The owner of a horse killed in a collision with a vehicle on Highway 27 that sent two people from Innisfail to hospital doesn't know how the animal was able to reach the roadway.
Daniel Zimmerman, 25, splits his time between Olds and Didsbury and keeps horses at his grandparents' farm on Highway 27 just west of 70 Avenue.
Just after 9 p.m. on Aug. 15, he was returning from haying near Bowden and noticed three of the family's horses were along the side of the road a few hundred metres west of the farm's driveway.
“I started running down the road,” he said. “I had a blinky light in my hand and I started waving my hands and running down the road.”
The horses ran from him and one of the animals, a six-year-old female quarter horse named Cherry, veered onto the roadway into the path of an eastbound Honda Accord, Daniel said.
“I don't know how she (the driver) didn't see it,” he said. “It wasn't totally black. I could see the horses no problem.”
The collision killed Cherry instantly, Daniel said, and while the driver of the car, an 83-year-old woman, was able to get out of the car, her 48-year-old son had received multiple cuts when the vehicle's windshield was damaged and he remained in the car.
“I kind of ran up to the car and made sure everybody was OK,” Daniel said, adding he told a nurse who had pulled up to the scene to call 911 and he gave his light to other people who had stopped to stop traffic on the highway.

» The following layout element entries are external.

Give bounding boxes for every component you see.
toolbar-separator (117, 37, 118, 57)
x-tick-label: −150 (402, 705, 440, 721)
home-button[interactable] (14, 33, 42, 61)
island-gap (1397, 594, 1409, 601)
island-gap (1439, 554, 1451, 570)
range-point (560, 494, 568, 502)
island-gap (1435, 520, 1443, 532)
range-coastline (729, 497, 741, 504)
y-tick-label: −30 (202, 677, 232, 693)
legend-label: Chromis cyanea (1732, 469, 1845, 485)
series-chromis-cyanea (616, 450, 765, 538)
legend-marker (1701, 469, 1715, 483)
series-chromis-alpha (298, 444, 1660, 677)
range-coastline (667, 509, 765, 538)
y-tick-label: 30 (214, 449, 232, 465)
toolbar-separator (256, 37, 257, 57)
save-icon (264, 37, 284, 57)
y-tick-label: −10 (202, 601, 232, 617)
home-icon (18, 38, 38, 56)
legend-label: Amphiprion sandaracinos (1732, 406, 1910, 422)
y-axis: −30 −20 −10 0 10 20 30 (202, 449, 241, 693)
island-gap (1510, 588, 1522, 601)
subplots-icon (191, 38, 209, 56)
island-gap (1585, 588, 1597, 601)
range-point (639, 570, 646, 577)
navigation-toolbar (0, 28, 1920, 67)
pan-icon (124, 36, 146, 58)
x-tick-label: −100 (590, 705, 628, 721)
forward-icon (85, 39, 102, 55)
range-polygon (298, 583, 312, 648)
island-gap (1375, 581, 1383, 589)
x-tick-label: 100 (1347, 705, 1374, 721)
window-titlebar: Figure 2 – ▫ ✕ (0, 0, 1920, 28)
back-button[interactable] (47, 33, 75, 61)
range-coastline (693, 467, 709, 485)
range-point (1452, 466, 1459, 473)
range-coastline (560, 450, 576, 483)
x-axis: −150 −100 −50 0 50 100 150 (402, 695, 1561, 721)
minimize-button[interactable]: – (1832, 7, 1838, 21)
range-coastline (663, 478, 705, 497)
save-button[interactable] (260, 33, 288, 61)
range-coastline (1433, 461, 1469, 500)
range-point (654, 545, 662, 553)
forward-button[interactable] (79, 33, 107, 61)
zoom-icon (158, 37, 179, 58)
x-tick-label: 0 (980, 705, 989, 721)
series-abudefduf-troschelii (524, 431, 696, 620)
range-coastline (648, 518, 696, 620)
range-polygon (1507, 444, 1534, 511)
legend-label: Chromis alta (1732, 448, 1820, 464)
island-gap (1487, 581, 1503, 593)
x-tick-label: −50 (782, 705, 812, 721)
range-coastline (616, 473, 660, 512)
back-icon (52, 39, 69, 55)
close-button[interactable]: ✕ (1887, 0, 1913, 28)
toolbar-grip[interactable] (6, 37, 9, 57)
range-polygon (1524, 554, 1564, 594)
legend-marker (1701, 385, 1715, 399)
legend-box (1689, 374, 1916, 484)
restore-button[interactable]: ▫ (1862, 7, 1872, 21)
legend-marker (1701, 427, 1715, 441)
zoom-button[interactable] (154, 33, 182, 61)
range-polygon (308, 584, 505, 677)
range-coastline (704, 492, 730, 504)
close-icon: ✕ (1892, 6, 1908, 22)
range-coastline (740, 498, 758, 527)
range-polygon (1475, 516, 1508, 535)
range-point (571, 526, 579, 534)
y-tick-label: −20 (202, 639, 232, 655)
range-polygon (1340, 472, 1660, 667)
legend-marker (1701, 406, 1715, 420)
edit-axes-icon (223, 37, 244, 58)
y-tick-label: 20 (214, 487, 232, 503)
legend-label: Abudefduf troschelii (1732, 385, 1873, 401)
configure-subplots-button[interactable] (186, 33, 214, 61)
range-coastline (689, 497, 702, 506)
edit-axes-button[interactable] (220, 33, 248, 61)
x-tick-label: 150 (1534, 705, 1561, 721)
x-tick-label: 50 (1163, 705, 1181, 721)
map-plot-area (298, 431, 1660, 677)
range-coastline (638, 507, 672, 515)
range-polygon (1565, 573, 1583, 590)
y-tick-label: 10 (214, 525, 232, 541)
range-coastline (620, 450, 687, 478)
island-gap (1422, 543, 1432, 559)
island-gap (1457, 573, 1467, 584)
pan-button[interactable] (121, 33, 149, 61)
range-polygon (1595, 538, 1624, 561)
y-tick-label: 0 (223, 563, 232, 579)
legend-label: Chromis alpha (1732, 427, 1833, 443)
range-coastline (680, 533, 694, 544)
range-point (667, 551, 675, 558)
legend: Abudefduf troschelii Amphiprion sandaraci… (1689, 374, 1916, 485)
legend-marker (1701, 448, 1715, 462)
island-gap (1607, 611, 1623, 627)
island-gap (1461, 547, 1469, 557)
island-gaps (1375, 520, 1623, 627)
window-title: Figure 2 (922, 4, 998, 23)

The car's two occupants were taken away in an ambulance, Daniel's grandmother, Shirley Y. Zimmerman, said.
Damage to the car was localized to its roof, windshield and hood while most of Cherry's midsection was destroyed.
“I've never seen a horse explode like that before,” Daniel said, adding one of the other horses that had escaped the farm was Cherry's mother.
Blood was still visible on the road the day after the crash.
“I don't even remember it,” Daniel said. “It's a hard thing to go through and I hope I don't see it again.”
Neither Daniel nor Shirley could understand how the horses escaped from the property and ended up on the road since the gates to areas on the farm where horses are kept were locked.
“The only thing that we found was the wire was a little bit loose in a couple places,” Daniel said. “We think they were reaching over and eating grass on the ditch line and pushed the wire down.
“It still bothers me how they got out there.”
Daniel said he buried Cherry on Aug. 15 at the farm and has not yet heard from the police about the matter.
Police said the occupants of the car were treated at hospital for minor injuries.
No charges are being considered in the matter.